Stock market investments are undoubtedly the most lucrative means today to multiply one’s returns on the available capital. To buy or sell shares in the stock market, a retail investor needs to transact through a SEBI(Securities and Exchange Board of India)-registered stockbroker.
There are various kinds of costs associated with such transactions, like the demat account opening charges. You need to be aware of all the charges involved (charges, taxes, levies, etc.) in stock trading to calculate the real cost of trading and a genuine analysis of your returns from the market.
Charges Involved In A Stock Market Investment
There are various charges levied by brokerage houses, SEBI, depositories, and governments on share market transactions. Here is a comprehensive list of these charges.
- Securities transaction tax: It is a mandatory charge levied as a percentage of the transaction value for delivery-based equity trades on both the buy and sell sides of the transaction. For intraday trades, the securities transactions tax gets charged only when stocks are sold. For delivery in general, this tax is charged at 0.1% of the entire transaction value for both sides. For intraday trading, the tax is levied on the selling party at 0.25%of the transaction value.

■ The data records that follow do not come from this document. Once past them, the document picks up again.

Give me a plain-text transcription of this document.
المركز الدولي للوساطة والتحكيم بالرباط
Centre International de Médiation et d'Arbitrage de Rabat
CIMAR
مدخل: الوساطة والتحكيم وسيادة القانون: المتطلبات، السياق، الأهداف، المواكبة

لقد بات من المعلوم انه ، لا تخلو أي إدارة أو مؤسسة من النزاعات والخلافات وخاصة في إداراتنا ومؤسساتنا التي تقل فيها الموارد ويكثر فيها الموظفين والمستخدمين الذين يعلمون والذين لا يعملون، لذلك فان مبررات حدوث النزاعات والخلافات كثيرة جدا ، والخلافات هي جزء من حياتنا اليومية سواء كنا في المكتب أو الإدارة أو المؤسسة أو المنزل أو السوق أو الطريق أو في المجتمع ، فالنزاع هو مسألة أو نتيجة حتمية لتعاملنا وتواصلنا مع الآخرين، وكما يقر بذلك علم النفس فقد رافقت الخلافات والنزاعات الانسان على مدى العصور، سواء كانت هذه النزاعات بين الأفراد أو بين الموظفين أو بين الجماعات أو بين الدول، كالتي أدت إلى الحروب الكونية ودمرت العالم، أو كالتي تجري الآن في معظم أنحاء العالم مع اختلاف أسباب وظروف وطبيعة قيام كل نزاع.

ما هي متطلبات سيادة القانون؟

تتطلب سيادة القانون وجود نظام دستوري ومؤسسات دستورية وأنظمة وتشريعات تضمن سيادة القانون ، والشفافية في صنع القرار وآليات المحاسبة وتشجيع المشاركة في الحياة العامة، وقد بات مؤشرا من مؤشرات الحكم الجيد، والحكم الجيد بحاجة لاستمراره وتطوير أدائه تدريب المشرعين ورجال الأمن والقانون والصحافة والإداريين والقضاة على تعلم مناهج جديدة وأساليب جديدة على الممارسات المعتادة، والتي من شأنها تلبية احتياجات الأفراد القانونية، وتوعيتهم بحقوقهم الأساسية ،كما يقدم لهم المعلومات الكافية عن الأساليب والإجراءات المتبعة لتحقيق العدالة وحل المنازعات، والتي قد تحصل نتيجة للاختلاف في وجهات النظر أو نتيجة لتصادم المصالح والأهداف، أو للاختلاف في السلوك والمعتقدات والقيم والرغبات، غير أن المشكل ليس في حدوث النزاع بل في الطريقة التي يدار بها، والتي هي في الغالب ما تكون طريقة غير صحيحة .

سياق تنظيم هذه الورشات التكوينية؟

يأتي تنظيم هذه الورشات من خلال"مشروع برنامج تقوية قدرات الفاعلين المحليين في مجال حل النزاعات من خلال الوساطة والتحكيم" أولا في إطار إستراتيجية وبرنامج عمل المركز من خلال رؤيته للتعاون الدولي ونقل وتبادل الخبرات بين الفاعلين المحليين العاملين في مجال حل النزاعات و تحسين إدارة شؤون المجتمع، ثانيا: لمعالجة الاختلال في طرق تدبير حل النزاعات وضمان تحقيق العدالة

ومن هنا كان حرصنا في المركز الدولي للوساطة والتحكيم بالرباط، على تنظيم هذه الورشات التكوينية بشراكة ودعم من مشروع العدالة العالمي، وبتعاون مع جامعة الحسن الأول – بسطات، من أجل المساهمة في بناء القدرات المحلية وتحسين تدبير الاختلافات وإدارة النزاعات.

- Stamp duty and GST: It is charged on the transfer of shares. The stamp duty is set and charged by the state governments and may be different for various states. States charge stamp duty on the entire turnover amount from both the buying and selling parties. The governments charge GST as a percentage of the brokerage cost of every transaction. The present rate is 9% CGST and 9%SGST.
- Brokerage charges: Brokerage charges are the charges (flat rate or percentage of the transaction) a retail investor pays to the brokerage house having his demat account for the services they render.
- Service tax: It is uniform for delivery and intraday trading and is 15% of the brokerage charge that investors pay.
- Transaction charges: These are taken by the stock exchanges in the country on the buy and sell calls for a trade. The National Stock Exchange (NSE) charges 0.00325% of the entire transaction amount as a transaction fee. The Bombay Stock Exchange (BSE) charges 0.00275% of the transaction amount.
- SEBI turnover charges: The Securities and Exchange Board of India (SEBI) is the apex regulator of the securities market and charges a fee of 0.0002% of the total transaction amount from both sides involved in the trade.
- Depository Participant charges: The two depositories in India, the NSDL (National Securities Depository Limited) and the CDSL (Central Depository Services Limited) charge a fixed amount for keeping an investor’s securities safely in a digital form. The depositories charge the depository participants (DPs) or the stock brokers, who charge the investors.
- Capital gains: An investor has to pay taxes on the profit he earns from the sale of shares based on their holding period. If he holds the shares for less than a year before selling them, he has to pay Short-Term Capital Gains tax. For a holding period of more than a year, he has to pay Long-Term Capital Gains tax.
- Demat account opening and annual maintenance charges: Stockbrokers charge an account opening fee and annual maintenance charges on an investor’s demat account. Leading stockbrokers in the country waive the account opening and annual maintenance charges for account holders, helping lower the cost of investing.
Before foraying into the world of stock trading, one must be fully aware of the charges and taxes he has to pay on his buy and sell transactions. It gives a clear picture of the actual expense of trading, helping make realistic calculations on one’s profit and loss.